The smaller corporate division, which serves larger organisations and represented 6% of pre-tax profit last year, saw a reduction in revenue due to slower progress than Utilitywise thought when deploying technology solutions to certain customers.
The division's revenue was also affected by the Energy Savings Opportunity Scheme (ESOS), which requires industrial facilities to identify, evaluate, and report energy efficiency opportunities in their companies every four years, which has not recurred this year.
This revenue reduction, together with the on going investment led to a decrease in profit in the first half of the year compared to the second half of the previous year, but the company maintained that that it is confident in the outlook for the corporate division.
Whereas, the enterprise division, which serves the SME market and represented 94% of pre-tax profit last year, saw an increase in revenue and profit.
The gross order book in the enterprise division rose 24% to £50.2m, while revenue still to come from the company's pipeline increased 9.4% to £28m.
Chief executive Brendan Flattery said: "We are pleased to be reporting the key indicators all showing growth against the prior year in our enterprise division, which continued to impress with an increased order book and a strong revenue pipeline. Whilst deployment to certain customers in the smaller corporate division was slower than we had hoped, the division's prospects, and those of the group as a whole, remain unchanged.
“The opportunities for Utilitywise across all of our markets continue to grow. We have made significant progress in the first half in further strengthening the management team, investing in new products and services and implementing new internal initiatives."
Analysts at Shore Capital said the update was "pretty much in-line with our forecast model", in fact, just a touch ahead.
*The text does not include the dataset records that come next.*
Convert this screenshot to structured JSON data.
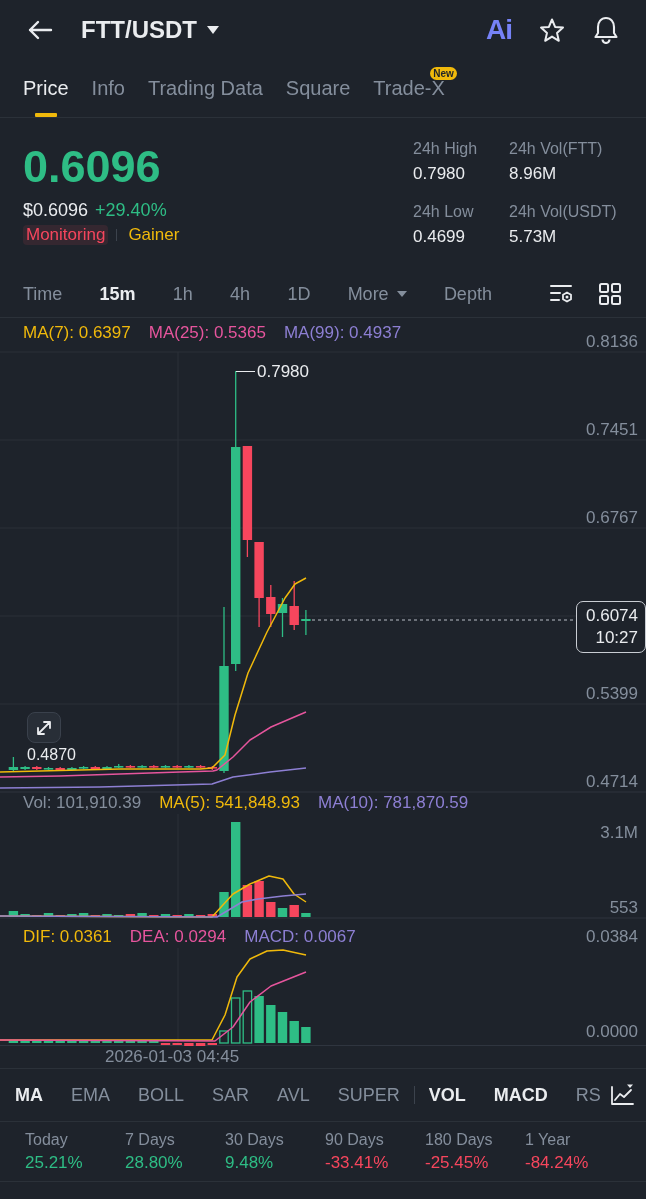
{
  "header": {
    "title": "FTT/USDT",
    "ai_label": "Ai"
  },
  "tabs": [
    {
      "label": "Price",
      "selected": true
    },
    {
      "label": "Info",
      "selected": false
    },
    {
      "label": "Trading Data",
      "selected": false
    },
    {
      "label": "Square",
      "selected": false
    },
    {
      "label": "Trade-X",
      "selected": false,
      "badge": "New"
    }
  ],
  "price": {
    "last": "0.6096",
    "usd": "$0.6096",
    "change": "+29.40%",
    "tags": [
      {
        "label": "Monitoring",
        "color": "#f6465d",
        "highlighted": true
      },
      {
        "label": "Gainer",
        "color": "#f0b90b",
        "highlighted": false
      }
    ]
  },
  "stats": [
    {
      "label": "24h High",
      "value": "0.7980"
    },
    {
      "label": "24h Vol(FTT)",
      "value": "8.96M"
    },
    {
      "label": "24h Low",
      "value": "0.4699"
    },
    {
      "label": "24h Vol(USDT)",
      "value": "5.73M"
    }
  ],
  "intervals": [
    {
      "label": "Time",
      "kind": "option",
      "selected": false
    },
    {
      "label": "15m",
      "kind": "option",
      "selected": true
    },
    {
      "label": "1h",
      "kind": "option",
      "selected": false
    },
    {
      "label": "4h",
      "kind": "option",
      "selected": false
    },
    {
      "label": "1D",
      "kind": "option",
      "selected": false
    },
    {
      "label": "More",
      "kind": "menu",
      "selected": false
    },
    {
      "label": "Depth",
      "kind": "option",
      "selected": false
    }
  ],
  "chart": {
    "price_legend": [
      {
        "label": "MA(7): 0.6397",
        "color": "#f0b90b"
      },
      {
        "label": "MA(25): 0.5365",
        "color": "#e6559d"
      },
      {
        "label": "MA(99): 0.4937",
        "color": "#8d7fd3"
      }
    ],
    "price_axis": [
      "0.8136",
      "0.7451",
      "0.6767",
      "0.5399",
      "0.4714"
    ],
    "high_label": "0.7980",
    "low_label": "0.4870",
    "last_price": "0.6074",
    "countdown": "10:27",
    "volume_legend": [
      {
        "label": "Vol: 101,910.39",
        "color": "#848e9c"
      },
      {
        "label": "MA(5): 541,848.93",
        "color": "#f0b90b"
      },
      {
        "label": "MA(10): 781,870.59",
        "color": "#8d7fd3"
      }
    ],
    "volume_axis": [
      "3.1M",
      "553"
    ],
    "macd_legend": [
      {
        "label": "DIF: 0.0361",
        "color": "#f0b90b"
      },
      {
        "label": "DEA: 0.0294",
        "color": "#e6559d"
      },
      {
        "label": "MACD: 0.0067",
        "color": "#8d7fd3"
      }
    ],
    "macd_axis": [
      "0.0384",
      "0.0000"
    ],
    "time_label": "2026-01-03 04:45"
  },
  "indicators": {
    "main": [
      {
        "label": "MA",
        "selected": true
      },
      {
        "label": "EMA",
        "selected": false
      },
      {
        "label": "BOLL",
        "selected": false
      },
      {
        "label": "SAR",
        "selected": false
      },
      {
        "label": "AVL",
        "selected": false
      },
      {
        "label": "SUPER",
        "selected": false
      }
    ],
    "sub": [
      {
        "label": "VOL",
        "selected": true
      },
      {
        "label": "MACD",
        "selected": true
      },
      {
        "label": "RS",
        "selected": false
      }
    ]
  },
  "returns": [
    {
      "label": "Today",
      "value": "25.21%",
      "color": "#2ebd85"
    },
    {
      "label": "7 Days",
      "value": "28.80%",
      "color": "#2ebd85"
    },
    {
      "label": "30 Days",
      "value": "9.48%",
      "color": "#2ebd85"
    },
    {
      "label": "90 Days",
      "value": "-33.41%",
      "color": "#f6465d"
    },
    {
      "label": "180 Days",
      "value": "-25.45%",
      "color": "#f6465d"
    },
    {
      "label": "1 Year",
      "value": "-84.24%",
      "color": "#f6465d"
    }
  ]
}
"We anticipated another strong performance in the enterprise (SME’s) division and this has been delivered, an achievement with this business area evolving to a multi-channel/platform model with a broadening service base.
“The corporate division, also moving its model to focus increasingly on encompassing technology (internet of things) solutions, saw its revenue base fall as expected. Little detail is given on the absolute performance, the division generating about 6% of group adjusted pre-tax profit, but traction with clients remains an issue, in our opinion, at this early stage. Investment continues, however, and the performance does still look on-track at this juncture."
Shares in Utilitywise were down 2.15% to 182p at 1001 GMT.